Patterns of physical activity among 11 to 16 year old British children.BMJ 1990; 301 doi: https://doi.org/10.1136/bmj.301.6745.203 (Published 28 July 1990) Cite this as: BMJ 1990;301:203
- N Armstrong,
- J Balding,
- P Gentle,
- B Kirby
OBJECTIVE--To examine the patterns of physical activity among British schoolchildren aged 11 to 16 and to assess whether the children experience the intensity and duration of physical activity that are believed to stress the cardiopulmonary system appropriately. DESIGN--Cross sectional study of a sample of children drawn from a larger survey of coronary risk factors in children. Continuous monitoring of heart rate for 12 hour periods on three school days and one Saturday. SETTING--Two communities in Devon. SUBJECTS--266 Children (163 girls, 103 boys) aged 11 to 16 randomly selected from a sample of 707 children. MAIN OUTCOME MEASURES--Percentage of time and number of sustained periods in which heart rate was greater than 139 beats/min. Anthropometric measures and external assessment of sexual maturity with Tanner's indices. RESULTS--The boys had heart rates greater than 139 beats/min for a significantly higher percentage of time than the girls (p less than 0.01) during the weekday (6.2% v 4.3%) and the Saturday (5.6% v 2.6%). The boys had significantly more five and 10 minute periods with heart rates greater than 139 beats/min than the girls during the Saturday and weekdays and more 20 minute periods during the weekdays. 84 Girls and 37 boys had no 10 minute period with a heart rate greater than 139 beats/min during the three weekdays and 112 girls and 65 boys had no such 10 minute period during the Saturday.
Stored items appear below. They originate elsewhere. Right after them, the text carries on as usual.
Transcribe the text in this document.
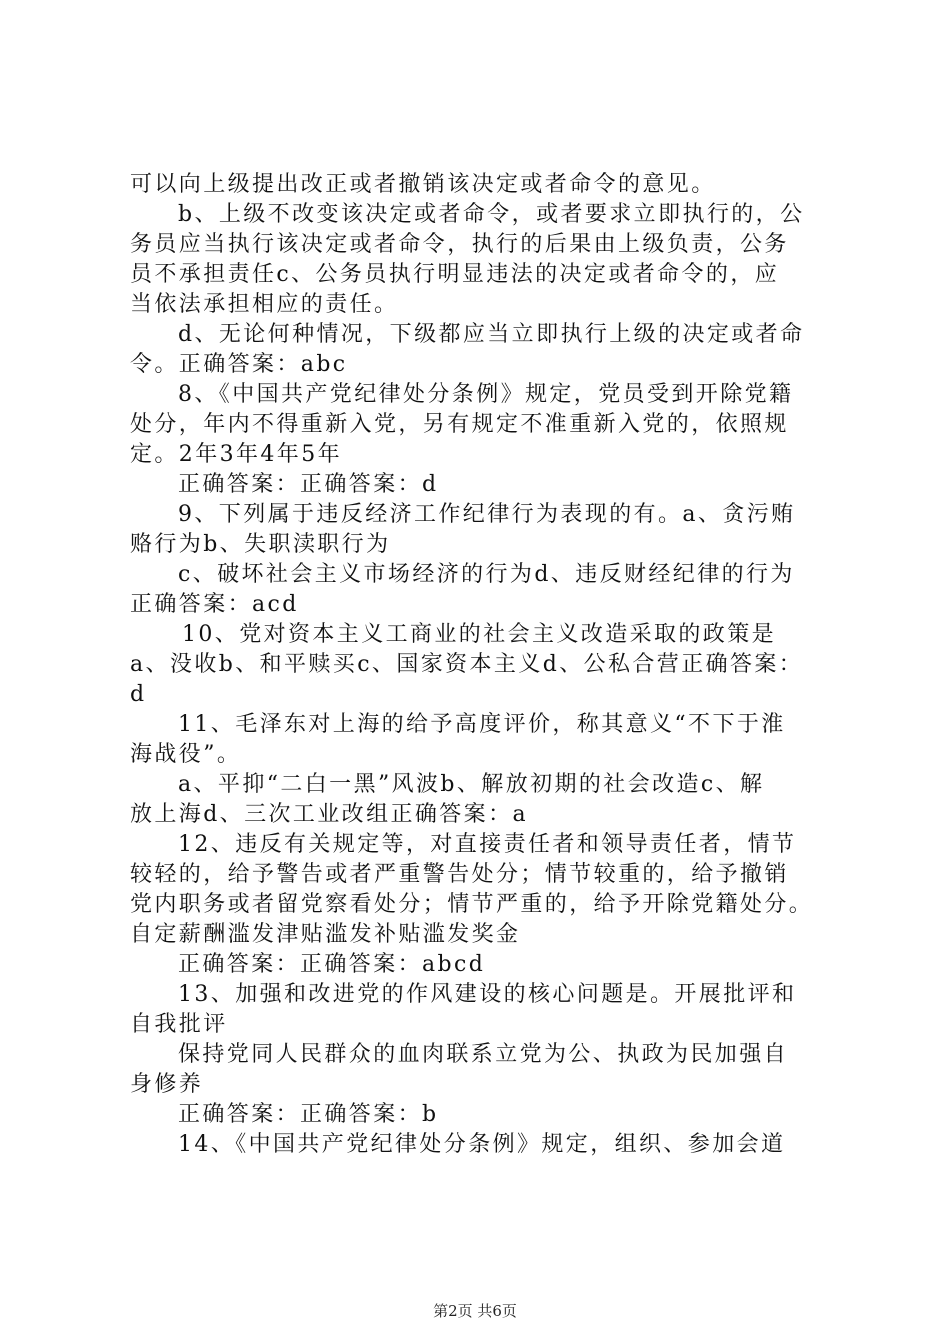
可以向上级提出改正或者撤销该决定或者命令的意见。
b、上级不改变该决定或者命令，或者要求立即执行的，公
务员应当执行该决定或者命令，执行的后果由上级负责，公务
员不承担责任c、公务员执行明显违法的决定或者命令的，应
当依法承担相应的责任。
d、无论何种情况，下级都应当立即执行上级的决定或者命
令。正确答案：abc
8、《中国共产党纪律处分条例》规定，党员受到开除党籍
处分，年内不得重新入党，另有规定不准重新入党的，依照规
定。2年3年4年5年
正确答案：正确答案：d
9、下列属于违反经济工作纪律行为表现的有。a、贪污贿
赂行为b、失职渎职行为
c、破坏社会主义市场经济的行为d、违反财经纪律的行为
正确答案：acd
10、党对资本主义工商业的社会主义改造采取的政策是
a、没收b、和平赎买c、国家资本主义d、公私合营正确答案：
d
11、毛泽东对上海的给予高度评价，称其意义“不下于淮
海战役”。
a、平抑“二白一黑”风波b、解放初期的社会改造c、解
放上海d、三次工业改组正确答案：a
12、违反有关规定等，对直接责任者和领导责任者，情节
较轻的，给予警告或者严重警告处分；情节较重的，给予撤销
党内职务或者留党察看处分；情节严重的，给予开除党籍处分。
自定薪酬滥发津贴滥发补贴滥发奖金
正确答案：正确答案：abcd
13、加强和改进党的作风建设的核心问题是。开展批评和
自我批评
保持党同人民群众的血肉联系立党为公、执政为民加强自
身修养
正确答案：正确答案：b
14、《中国共产党纪律处分条例》规定，组织、参加会道
第2页 共6页
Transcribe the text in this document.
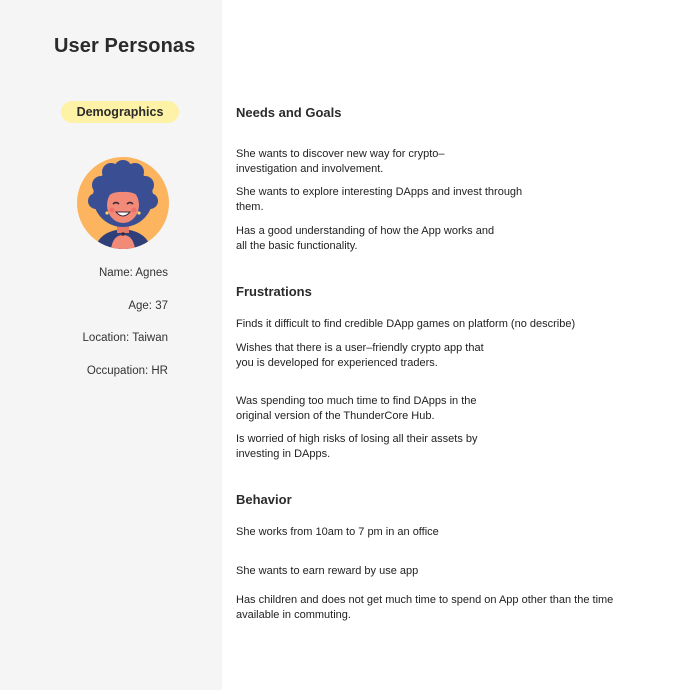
User Personas
Demographics
Name: Agnes
Age: 37
Location: Taiwan
Occupation: HR
Needs and Goals
She wants to discover new way for crypto–
investigation and involvement.
She wants to explore interesting DApps and invest through
them.
Has a good understanding of how the App works and
all the basic functionality.
Frustrations
Finds it difficult to find credible DApp games on platform (no describe)
Wishes that there is a user–friendly crypto app that
you is developed for experienced traders.
Was spending too much time to find DApps in the
original version of the ThunderCore Hub.
Is worried of high risks of losing all their assets by
investing in DApps.
Behavior
She works from 10am to 7 pm in an office
She wants to earn reward by use app
Has children and does not get much time to spend on App other than the time
available in commuting.
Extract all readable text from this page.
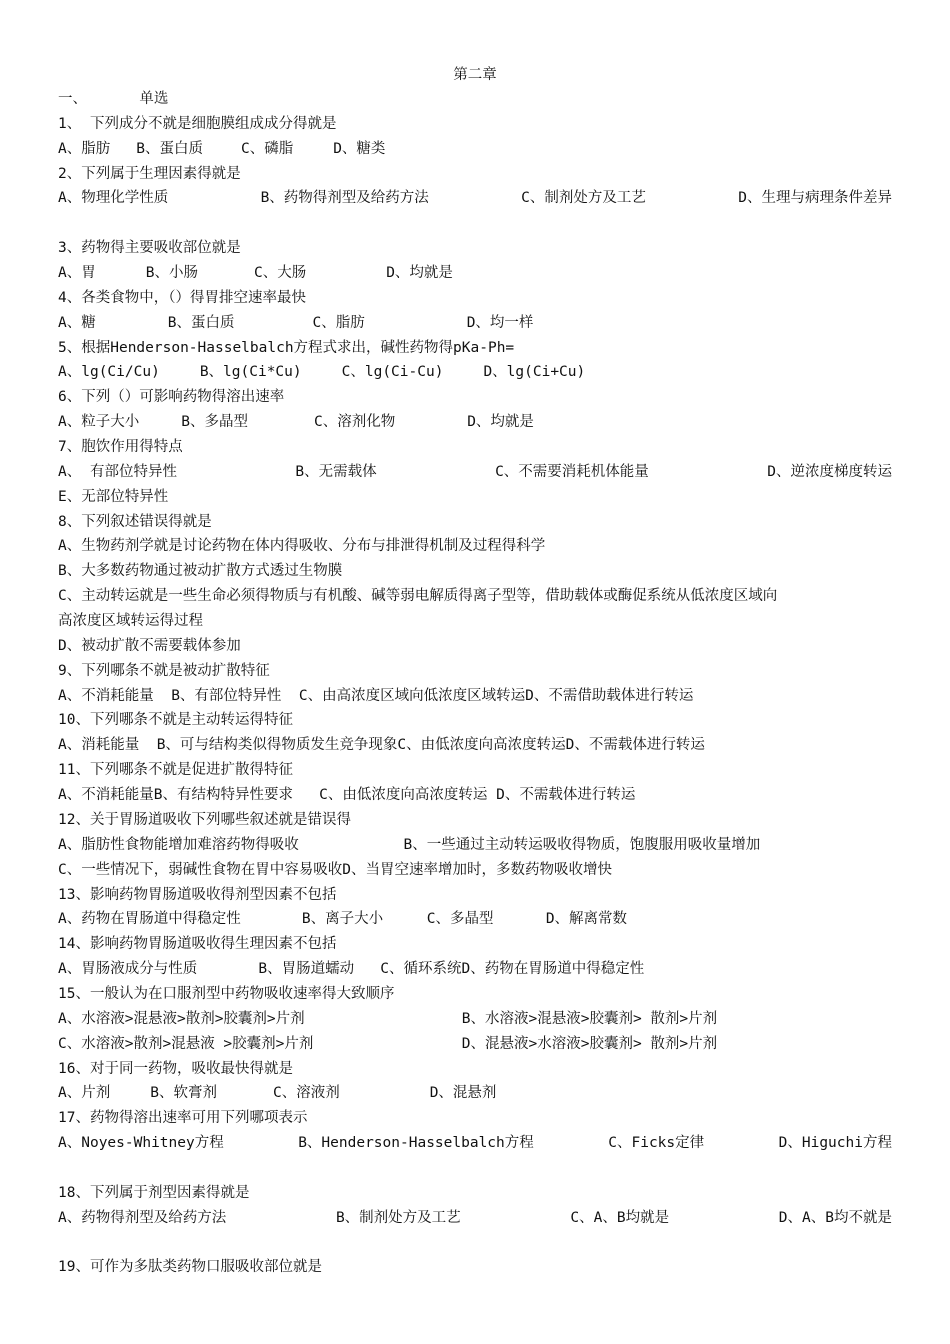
第二章
一、      单选
1、 下列成分不就是细胞膜组成成分得就是
A、脂肪 B、蛋白质	C、磷脂	D、糖类
2、下列属于生理因素得就是
A、物理化学性质	B、药物得剂型及给药方法	C、制剂处方及工艺	D、生理与病理条件差异
3、药物得主要吸收部位就是
A、胃	B、小肠	C、大肠	D、均就是
4、各类食物中，（）得胃排空速率最快
A、糖	B、蛋白质	C、脂肪	D、均一样
5、根据Henderson-Hasselbalch方程式求出，碱性药物得pKa-Ph=
A、lg(Ci/Cu)	B、lg(Ci*Cu)	C、lg(Ci-Cu)	D、lg(Ci+Cu)
6、下列（）可影响药物得溶出速率
A、粒子大小	B、多晶型	C、溶剂化物	D、均就是
7、胞饮作用得特点
A、 有部位特异性	B、无需载体	C、不需要消耗机体能量	D、逆浓度梯度转运
E、无部位特异性
8、下列叙述错误得就是
A、生物药剂学就是讨论药物在体内得吸收、分布与排泄得机制及过程得科学
B、大多数药物通过被动扩散方式透过生物膜
C、主动转运就是一些生命必须得物质与有机酸、碱等弱电解质得离子型等，借助载体或酶促系统从低浓度区域向
高浓度区域转运得过程
D、被动扩散不需要载体参加
9、下列哪条不就是被动扩散特征
A、不消耗能量  B、有部位特异性  C、由高浓度区域向低浓度区域转运D、不需借助载体进行转运
10、下列哪条不就是主动转运得特征
A、消耗能量  B、可与结构类似得物质发生竞争现象C、由低浓度向高浓度转运D、不需载体进行转运
11、下列哪条不就是促进扩散得特征
A、不消耗能量B、有结构特异性要求   C、由低浓度向高浓度转运 D、不需载体进行转运
12、关于胃肠道吸收下列哪些叙述就是错误得
A、脂肪性食物能增加难溶药物得吸收            B、一些通过主动转运吸收得物质，饱腹服用吸收量增加
C、一些情况下，弱碱性食物在胃中容易吸收D、当胃空速率增加时，多数药物吸收增快
13、影响药物胃肠道吸收得剂型因素不包括
A、药物在胃肠道中得稳定性       B、离子大小     C、多晶型      D、解离常数
14、影响药物胃肠道吸收得生理因素不包括
A、胃肠液成分与性质       B、胃肠道蠕动   C、循环系统D、药物在胃肠道中得稳定性
15、一般认为在口服剂型中药物吸收速率得大致顺序
A、水溶液>混悬液>散剂>胶囊剂>片剂                  B、水溶液>混悬液>胶囊剂> 散剂>片剂
C、水溶液>散剂>混悬液 >胶囊剂>片剂                 D、混悬液>水溶液>胶囊剂> 散剂>片剂
16、对于同一药物，吸收最快得就是
A、片剂	B、软膏剂	C、溶液剂	D、混悬剂
17、药物得溶出速率可用下列哪项表示
A、Noyes-Whitney方程	B、Henderson-Hasselbalch方程	C、Ficks定律	D、Higuchi方程
18、下列属于剂型因素得就是
A、药物得剂型及给药方法	B、制剂处方及工艺	C、A、B均就是	D、A、B均不就是
19、可作为多肽类药物口服吸收部位就是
No significant relation was detected in either sex between the amount or habitual physical activity (heart rate) and skinfold thickness or maturity group. CONCLUSIONS--British children have surprisingly low levels of habitual physical activity, and many children seldom undertake the volume of physical activity believed to benefit the cardiopulmonary system. Boys are more active than girls. The pubertal stage of development or body fatness, or both, do not seem to be sensitive indicators of physical activity in either girls or boys.